Equations (3(a)-(b)) and (4(a)-(b)) from "Numerical Experiments on Application of Richardson Extrapolation With Nonuniform Grids" (DOI) provide the following solution to a nonlinear equation:
My question: How do they get from (2) to (3)?
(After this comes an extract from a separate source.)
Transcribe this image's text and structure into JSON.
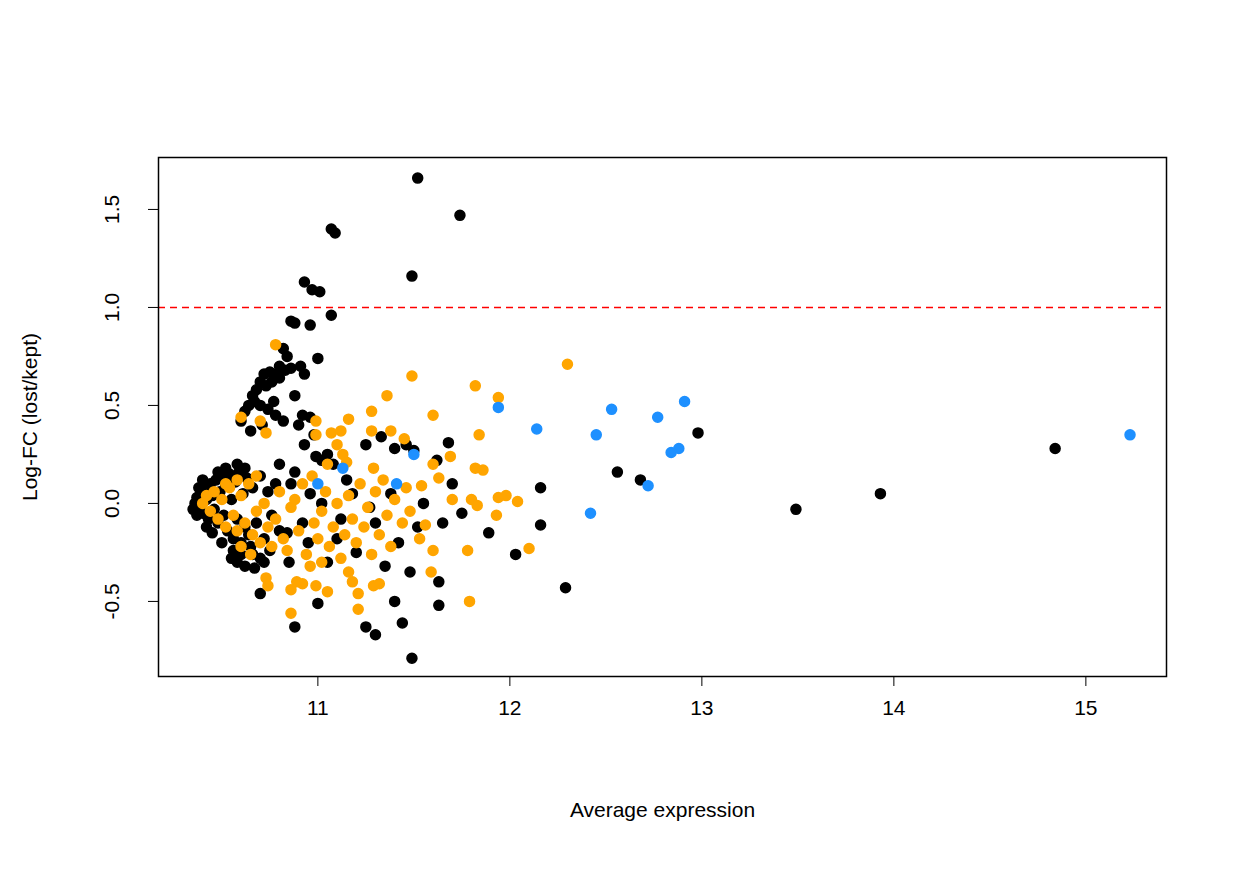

To provide a little more detail, for various reasons (that aren't really relevant to the question), I am using the following expressions for $a_{1}$, $a_{2}$, and $a_{3}$:
$$ \begin{matrix} a_{1}=1 \\ a_{2}=r_{2}^p \\ a_{3}=r_{3}^{2p} \end{matrix} $$
Additionally, instead of the dependent variable being $F$, I'm using $w$. When the dependent variable and the constant ($C$) are eliminated from equations (2(a)-(c)) the following nonlinear equation is derived that needs to be solved for $p$:
$$ \frac{w_{3}-w_{2}}{w_{2}-w_{1}}=r_{3}^p \frac{\left (\frac{r_{2}}{r_{3}} \right )^p-r_{3}^p}{1-r_{2}^p} \tag{2.1}\label{eq21} $$
Unless I've made a mistake somewhere, using the notation I have above, I believe equations (3(a)-(b)) and (4(a)-(b)) become the following:
$$ p=\left | \frac{\ln \left |\frac{w_{2}-w_{3}}{w_{1}-w_{2}} \right |}{\ln \left (r_{2} \right )}+q\left ( p \right ) \right | \tag{3.1a}\label{eq31a} $$ $$ q(p)=\frac{\ln\left (\frac{\left (\frac{r_{3}^2}{r_{2}} \right )^p-s}{r_{2}^p-s} \right )}{\ln \left ( r_{2} \right )} \tag{3.1b}\label{eq31b} $$ $$ s=1 \cdot \text{sgn} \left ( \frac{w_{3}-w_{2}}{w_{2}-w_{1}} \right ) \tag{3.1c}\label{eq31c} $$
In short, How do I get from \eqref{eq21} to \eqref{eq31a}, \eqref{eq31b}, and \eqref{eq31c}?